With developments along the whole front of it for miles. We didn't even get off our bikes here as the noise was so loud there was no way you were going to be able to enjoy it. We were warned before we got to Phu Quoc that it would be the last chance to see it in its natural splendour but it has appeared the diggers didn't get the memo and moved in early. Massive shame they were destroying such a beautiful island with massive resorts to become another standard 'paradise' holiday destination. So we turned around a followed the signs for Peppercorn beach.
When we arrived we were greeted with a very posh looking hotel with the beach hut style accommodation. Hesitant this beach was going to be any better then the others we walked through the hotel and into heaven.
This beach was completely different from the first beautiful one we had visited yet still so enjoyable. It has much more character, loads of shells and crabs and starfish, and even a huge amount of coral where you could see so much life.
After chilling on the beach we grabbed some food. Really lovely food. But a price tag to match.

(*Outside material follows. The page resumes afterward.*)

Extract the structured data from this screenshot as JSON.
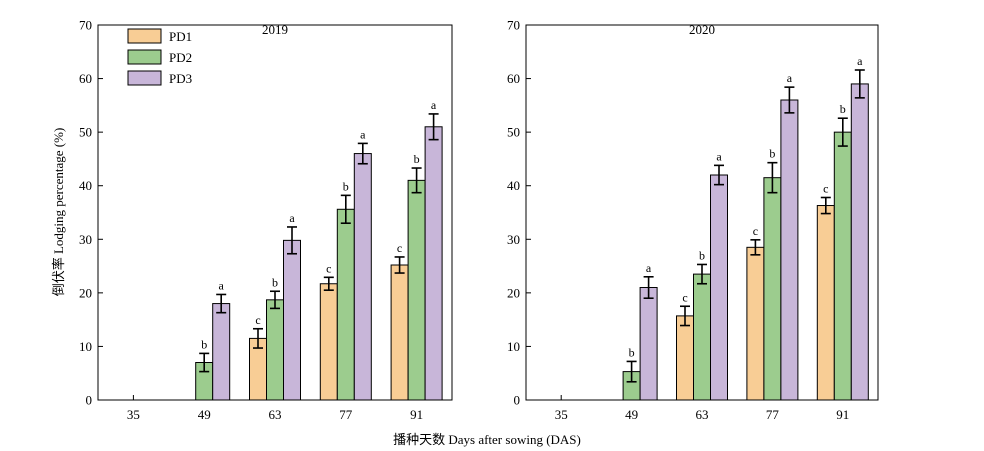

Chris and I grabbed our masks and asked the hotel if we could hire the tubes to snorkel. To which we were given a very snobby 'it's only for guests' - funny that, your happy to let us buy food and drinks from your hotel but when it comes to any form of kindness it's a no! Anyway we didn't want to let that defeat us, we marched to the beach and just free dived down to look at all the pretty stuff. Yumi and I pretended we were in the herbal essence advert filling shells with water and pouring it over ourselves in a seductive way. Accept it probably didn't look as seductive as it did in my head. After a shell photo shoot and a sunset over the neighbouring Rabbit Island of Cambodia it was time to head back.
Getting out the water at 7pm and driving 1 hour back on the moped made me freezing and tired but we still weren't ready to part from our pals. So we had a wander around the night market when we got back and saw more fish for sale on the market then there was in the sea, even a sting ray. Horrific. Completely put me off eating. Not Chris though, he's always up for a meal. After there meal and a coffee around the corner it was time to finally say goodbye. Yumi and Matt were heading up into Vietnam and we were heading into Cambodia the following day, but the backpacker world is so small we knew we would bump into them again.
The next morning we got the bus and headed out of Vietnam. It was a sad moment as we loved every moment of Vietnam, the people and the variety it had. We sat on the bus reflecting on the past month we had, then the excitement of a new country set in.
On to country number 4... Here we come Cambodia!